Publishing blogs–agent blogs in particular–are wildly popular with the aspiring author crowd. And why not? They’re valuable resources for current industry news and advice. But I think it’s very posible to get too caught up in the agent blog scene…and I base this on personal experience.

Now, before I get myself in hot water, let me say this. I’m not saying agent blogs are bad. I’m not saying you shouldn’t read them. Agent blogs are wonderful places…to visit. But I see a lot of people living there. Or saw it, anyway, back when I was doing the same.

The thing is, there comes a time when you just have to sit down and write the damn book.
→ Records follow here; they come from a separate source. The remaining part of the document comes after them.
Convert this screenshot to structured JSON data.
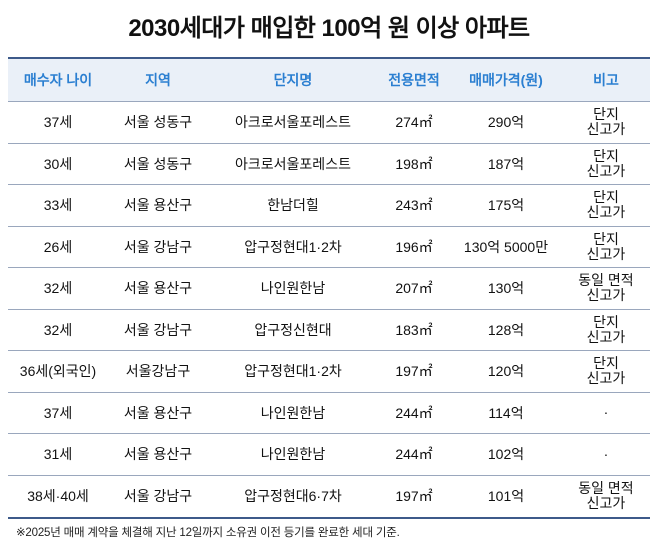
{
  "title": "2030세대가 매입한 100억 원 이상 아파트",
  "table": {
    "headers": [
      "매수자 나이",
      "지역",
      "단지명",
      "전용면적",
      "매매가격(원)",
      "비고"
    ],
    "rows": [
      {
        "age": "37세",
        "region": "서울 성동구",
        "complex": "아크로서울포레스트",
        "area": "274㎡",
        "price": "290억",
        "note": "단지\n신고가"
      },
      {
        "age": "30세",
        "region": "서울 성동구",
        "complex": "아크로서울포레스트",
        "area": "198㎡",
        "price": "187억",
        "note": "단지\n신고가"
      },
      {
        "age": "33세",
        "region": "서울 용산구",
        "complex": "한남더힐",
        "area": "243㎡",
        "price": "175억",
        "note": "단지\n신고가"
      },
      {
        "age": "26세",
        "region": "서울 강남구",
        "complex": "압구정현대1·2차",
        "area": "196㎡",
        "price": "130억 5000만",
        "note": "단지\n신고가"
      },
      {
        "age": "32세",
        "region": "서울 용산구",
        "complex": "나인원한남",
        "area": "207㎡",
        "price": "130억",
        "note": "동일 면적\n신고가"
      },
      {
        "age": "32세",
        "region": "서울 강남구",
        "complex": "압구정신현대",
        "area": "183㎡",
        "price": "128억",
        "note": "단지\n신고가"
      },
      {
        "age": "36세(외국인)",
        "region": "서울강남구",
        "complex": "압구정현대1·2차",
        "area": "197㎡",
        "price": "120억",
        "note": "단지\n신고가"
      },
      {
        "age": "37세",
        "region": "서울 용산구",
        "complex": "나인원한남",
        "area": "244㎡",
        "price": "114억",
        "note": "·"
      },
      {
        "age": "31세",
        "region": "서울 용산구",
        "complex": "나인원한남",
        "area": "244㎡",
        "price": "102억",
        "note": "·"
      },
      {
        "age": "38세·40세",
        "region": "서울 강남구",
        "complex": "압구정현대6·7차",
        "area": "197㎡",
        "price": "101억",
        "note": "동일 면적\n신고가"
      }
    ]
  },
  "footnote": "※2025년 매매 계약을 체결해 지난 12일까지 소유권 이전 등기를 완료한 세대 기준."
}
Some people may have the time to follow eight publishing blogs daily and still get in a solid hour or so of writing. I for one don’t, and I suspect I’m not the only one. There was a time when I was so obsessed with keeping up on all the publishing news, which I thought I couldn’t do without, that by the time I finished reading agent blogs every night, I was too tired to drag my butt from the living room to bed, much less work on my novel.

Have I really missed so much information since I stopped reading publishing blogs? A little, which is why I’ve gone back to browsing them every now and then. But I think the thing which keeps people coming back to these blogs is really the sense of community they provide. Writing is a pretty solitary process. And it’s not something you can have a deep discussion about with your non-writing friends. On agent blogs, you’re suddenly surrounded by all these like-minded, passionate people, by all these exciting ideas. You come for the information, but you stay for the camraderie.
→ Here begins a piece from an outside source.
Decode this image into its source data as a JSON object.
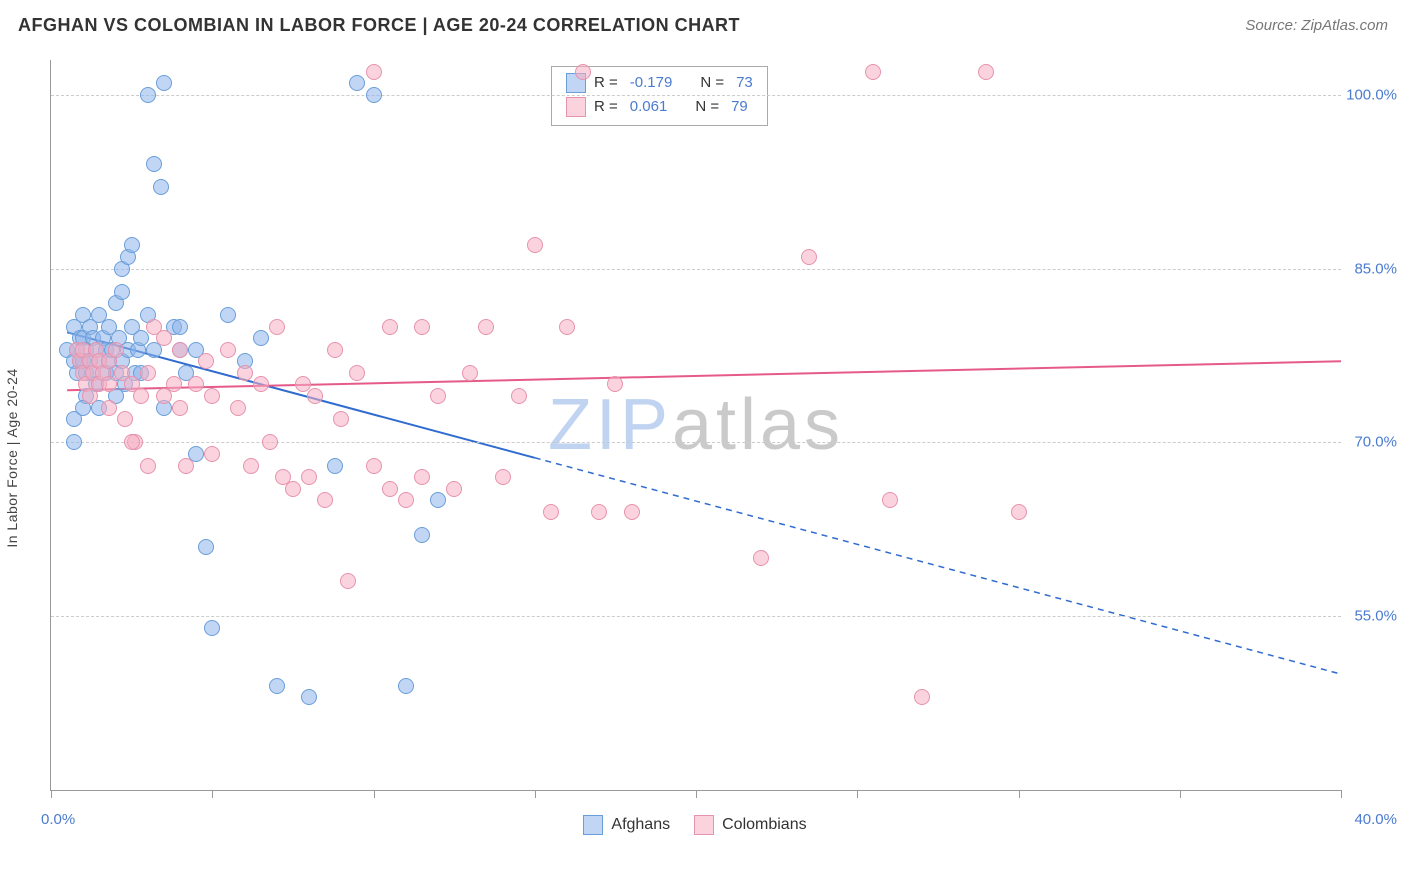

And there’s nothing wrong with that. In fact, it’s a good thing. I met two of my writing buddies on agent blogs myself.

The problem comes in when reading publishing blogs interferes with your time to write. When instead of solving the problems which stand in the way of your being published, it becomes one of them. That’s when it gets to be too much. Because there’s no point in knowing what agents want to see in a query when you don’t even have a book.
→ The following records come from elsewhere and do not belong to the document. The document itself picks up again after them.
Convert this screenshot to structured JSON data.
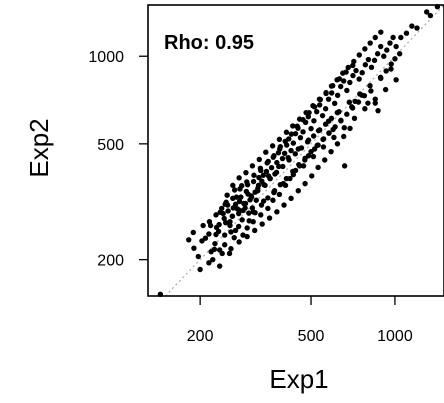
{
  "chart_data": {
    "type": "scatter",
    "xlabel": "Exp1",
    "ylabel": "Exp2",
    "x_scale": "log",
    "y_scale": "log",
    "xlim": [
      130,
      1500
    ],
    "ylim": [
      150,
      1500
    ],
    "x_ticks": [
      200,
      500,
      1000
    ],
    "y_ticks": [
      200,
      500,
      1000
    ],
    "x_tick_labels": [
      "200",
      "500",
      "1000"
    ],
    "y_tick_labels": [
      "200",
      "500",
      "1000"
    ],
    "annotation": "Rho: 0.95",
    "reference_line": "identity (y = x), dotted",
    "grid": false,
    "colors": {
      "points": "#000000",
      "reference_line": "#aaaaaa",
      "frame": "#000000"
    },
    "points": [
      [
        144,
        152
      ],
      [
        182,
        234
      ],
      [
        190,
        219
      ],
      [
        197,
        205
      ],
      [
        209,
        237
      ],
      [
        215,
        245
      ],
      [
        218,
        262
      ],
      [
        219,
        213
      ],
      [
        225,
        217
      ],
      [
        226,
        227
      ],
      [
        229,
        258
      ],
      [
        234,
        264
      ],
      [
        236,
        291
      ],
      [
        235,
        216
      ],
      [
        239,
        300
      ],
      [
        244,
        277
      ],
      [
        245,
        243
      ],
      [
        248,
        315
      ],
      [
        251,
        308
      ],
      [
        252,
        294
      ],
      [
        256,
        270
      ],
      [
        258,
        249
      ],
      [
        261,
        282
      ],
      [
        263,
        301
      ],
      [
        266,
        347
      ],
      [
        268,
        252
      ],
      [
        270,
        328
      ],
      [
        272,
        299
      ],
      [
        275,
        288
      ],
      [
        277,
        317
      ],
      [
        280,
        328
      ],
      [
        282,
        359
      ],
      [
        285,
        295
      ],
      [
        287,
        312
      ],
      [
        290,
        301
      ],
      [
        293,
        343
      ],
      [
        296,
        362
      ],
      [
        299,
        289
      ],
      [
        302,
        321
      ],
      [
        305,
        331
      ],
      [
        308,
        301
      ],
      [
        311,
        371
      ],
      [
        315,
        341
      ],
      [
        318,
        320
      ],
      [
        322,
        351
      ],
      [
        325,
        383
      ],
      [
        329,
        412
      ],
      [
        333,
        372
      ],
      [
        337,
        390
      ],
      [
        342,
        360
      ],
      [
        346,
        402
      ],
      [
        351,
        435
      ],
      [
        356,
        380
      ],
      [
        361,
        414
      ],
      [
        366,
        450
      ],
      [
        371,
        394
      ],
      [
        377,
        431
      ],
      [
        382,
        466
      ],
      [
        388,
        489
      ],
      [
        395,
        445
      ],
      [
        402,
        464
      ],
      [
        409,
        495
      ],
      [
        416,
        520
      ],
      [
        424,
        474
      ],
      [
        432,
        503
      ],
      [
        440,
        542
      ],
      [
        449,
        566
      ],
      [
        458,
        525
      ],
      [
        468,
        550
      ],
      [
        478,
        593
      ],
      [
        489,
        620
      ],
      [
        500,
        564
      ],
      [
        512,
        600
      ],
      [
        524,
        645
      ],
      [
        537,
        680
      ],
      [
        550,
        625
      ],
      [
        564,
        660
      ],
      [
        578,
        712
      ],
      [
        593,
        748
      ],
      [
        608,
        689
      ],
      [
        623,
        734
      ],
      [
        639,
        787
      ],
      [
        655,
        822
      ],
      [
        672,
        763
      ],
      [
        689,
        813
      ],
      [
        707,
        858
      ],
      [
        725,
        893
      ],
      [
        744,
        835
      ],
      [
        763,
        878
      ],
      [
        783,
        935
      ],
      [
        803,
        974
      ],
      [
        824,
        916
      ],
      [
        845,
        968
      ],
      [
        867,
        1020
      ],
      [
        889,
        1080
      ],
      [
        912,
        1000
      ],
      [
        935,
        1050
      ],
      [
        960,
        1110
      ],
      [
        985,
        1160
      ],
      [
        1010,
        1080
      ],
      [
        1050,
        1160
      ],
      [
        1100,
        1200
      ],
      [
        1150,
        1270
      ],
      [
        1200,
        1250
      ],
      [
        1300,
        1420
      ],
      [
        1340,
        1380
      ],
      [
        1420,
        1480
      ],
      [
        200,
        185
      ],
      [
        215,
        195
      ],
      [
        235,
        190
      ],
      [
        255,
        210
      ],
      [
        245,
        225
      ],
      [
        265,
        238
      ],
      [
        285,
        243
      ],
      [
        275,
        260
      ],
      [
        295,
        257
      ],
      [
        310,
        270
      ],
      [
        330,
        285
      ],
      [
        350,
        300
      ],
      [
        365,
        320
      ],
      [
        385,
        335
      ],
      [
        370,
        345
      ],
      [
        405,
        360
      ],
      [
        420,
        380
      ],
      [
        440,
        405
      ],
      [
        455,
        420
      ],
      [
        475,
        440
      ],
      [
        490,
        455
      ],
      [
        515,
        480
      ],
      [
        530,
        495
      ],
      [
        555,
        520
      ],
      [
        580,
        545
      ],
      [
        600,
        560
      ],
      [
        640,
        600
      ],
      [
        660,
        420
      ],
      [
        700,
        670
      ],
      [
        720,
        700
      ],
      [
        760,
        735
      ],
      [
        800,
        690
      ],
      [
        820,
        760
      ],
      [
        850,
        690
      ],
      [
        870,
        650
      ],
      [
        890,
        840
      ],
      [
        930,
        890
      ],
      [
        970,
        940
      ],
      [
        1000,
        980
      ],
      [
        1040,
        1020
      ],
      [
        205,
        262
      ],
      [
        228,
        285
      ],
      [
        246,
        310
      ],
      [
        262,
        325
      ],
      [
        278,
        350
      ],
      [
        294,
        370
      ],
      [
        312,
        390
      ],
      [
        330,
        405
      ],
      [
        348,
        430
      ],
      [
        368,
        455
      ],
      [
        386,
        480
      ],
      [
        404,
        510
      ],
      [
        425,
        540
      ],
      [
        446,
        575
      ],
      [
        468,
        605
      ],
      [
        492,
        640
      ],
      [
        515,
        670
      ],
      [
        540,
        710
      ],
      [
        566,
        745
      ],
      [
        592,
        790
      ],
      [
        620,
        830
      ],
      [
        650,
        875
      ],
      [
        680,
        915
      ],
      [
        712,
        960
      ],
      [
        745,
        1010
      ],
      [
        780,
        1060
      ],
      [
        815,
        1110
      ],
      [
        850,
        1160
      ],
      [
        890,
        1210
      ],
      [
        222,
        200
      ],
      [
        240,
        210
      ],
      [
        258,
        218
      ],
      [
        276,
        230
      ],
      [
        295,
        240
      ],
      [
        314,
        252
      ],
      [
        334,
        265
      ],
      [
        355,
        278
      ],
      [
        377,
        292
      ],
      [
        400,
        308
      ],
      [
        424,
        325
      ],
      [
        450,
        345
      ],
      [
        476,
        365
      ],
      [
        503,
        388
      ],
      [
        530,
        415
      ],
      [
        560,
        440
      ],
      [
        590,
        470
      ],
      [
        622,
        500
      ],
      [
        655,
        530
      ],
      [
        690,
        565
      ],
      [
        250,
        333
      ],
      [
        262,
        360
      ],
      [
        276,
        382
      ],
      [
        292,
        398
      ],
      [
        308,
        420
      ],
      [
        326,
        442
      ],
      [
        344,
        468
      ],
      [
        364,
        492
      ],
      [
        385,
        518
      ],
      [
        408,
        548
      ],
      [
        430,
        576
      ],
      [
        455,
        608
      ],
      [
        480,
        640
      ],
      [
        508,
        676
      ],
      [
        536,
        712
      ],
      [
        566,
        750
      ],
      [
        598,
        792
      ],
      [
        632,
        836
      ],
      [
        668,
        882
      ],
      [
        706,
        930
      ],
      [
        300,
        272
      ],
      [
        315,
        290
      ],
      [
        332,
        308
      ],
      [
        350,
        326
      ],
      [
        368,
        342
      ],
      [
        388,
        362
      ],
      [
        408,
        380
      ],
      [
        430,
        402
      ],
      [
        452,
        424
      ],
      [
        476,
        446
      ],
      [
        500,
        470
      ],
      [
        526,
        494
      ],
      [
        552,
        518
      ],
      [
        580,
        544
      ],
      [
        610,
        572
      ],
      [
        640,
        602
      ],
      [
        672,
        632
      ],
      [
        705,
        664
      ],
      [
        740,
        696
      ],
      [
        777,
        732
      ],
      [
        233,
        250
      ],
      [
        247,
        268
      ],
      [
        261,
        282
      ],
      [
        276,
        296
      ],
      [
        291,
        312
      ],
      [
        306,
        328
      ],
      [
        322,
        345
      ],
      [
        339,
        362
      ],
      [
        357,
        380
      ],
      [
        376,
        399
      ],
      [
        396,
        418
      ],
      [
        417,
        440
      ],
      [
        439,
        462
      ],
      [
        462,
        484
      ],
      [
        486,
        508
      ],
      [
        511,
        532
      ],
      [
        537,
        558
      ],
      [
        564,
        584
      ],
      [
        592,
        612
      ],
      [
        621,
        640
      ],
      [
        189,
        248
      ],
      [
        203,
        232
      ],
      [
        216,
        270
      ],
      [
        228,
        244
      ],
      [
        242,
        288
      ],
      [
        256,
        262
      ],
      [
        268,
        310
      ],
      [
        283,
        274
      ],
      [
        297,
        336
      ],
      [
        310,
        292
      ],
      [
        324,
        360
      ],
      [
        338,
        318
      ],
      [
        352,
        388
      ],
      [
        368,
        340
      ],
      [
        383,
        418
      ],
      [
        398,
        365
      ],
      [
        414,
        448
      ],
      [
        432,
        392
      ],
      [
        450,
        480
      ],
      [
        470,
        420
      ],
      [
        490,
        515
      ],
      [
        510,
        452
      ],
      [
        532,
        555
      ],
      [
        554,
        488
      ],
      [
        578,
        598
      ],
      [
        604,
        526
      ],
      [
        630,
        645
      ],
      [
        658,
        568
      ],
      [
        686,
        695
      ],
      [
        716,
        612
      ],
      [
        748,
        742
      ],
      [
        780,
        660
      ],
      [
        814,
        792
      ],
      [
        850,
        712
      ],
      [
        888,
        846
      ],
      [
        926,
        768
      ],
      [
        968,
        904
      ],
      [
        1010,
        830
      ]
    ]
  }
}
Book Reviewers are a Reader’s Friend

I’ve seen a lot of talk about why book reviewers are authors’ friends, but not much about exactly what reviewers do for readers. I guess that’s because it’s pretty obvious on the surface. Good reviewers, however, do more than make readers aware of books and tell whether or not they recommend them. They help readers define their literary tastes and make better-suited reading choices in the short and long run.

For bibliophiles in search of the next good read, book reviews provide a valuable intellectual service. The mere act of writing a book review forces one to think about the book analytically, which many of us just don’t do. We don’t do this because we don’t have an assignment. We can close the book, say “I loved it” or “I hated it” and be done with it. (Unless we’re aspiring authors, but that’s another discussion.) After all, few people will ask why we felt the way we did, and fewer still expect a detailed explanation. Reviewers, on the other hand, are forced to pinpoint specific elements in the book to support their claims.

Why is this valuable to readers? Because as readers, we oftentimes don’t know what we’re looking for in a book. We want entertainment, but what is our own definition of literary entertainment? It’s different for each one of us. By breaking things down, the reviewer not only defines a book’s elements, but helps us discover our own preferences in a clear way. The more reviews we read, the clearer is our understanding of what exactly we’re looking for when we’re looking for a good read. That’s why even negative reviews can inspire readers to buy books.

The benefit? In the end, we end up buying fewer books which we find we don’t like, and more books which we enjoy. Book reviews by pensive reviewers help us continually define our tastes, making it easier to find the books we love.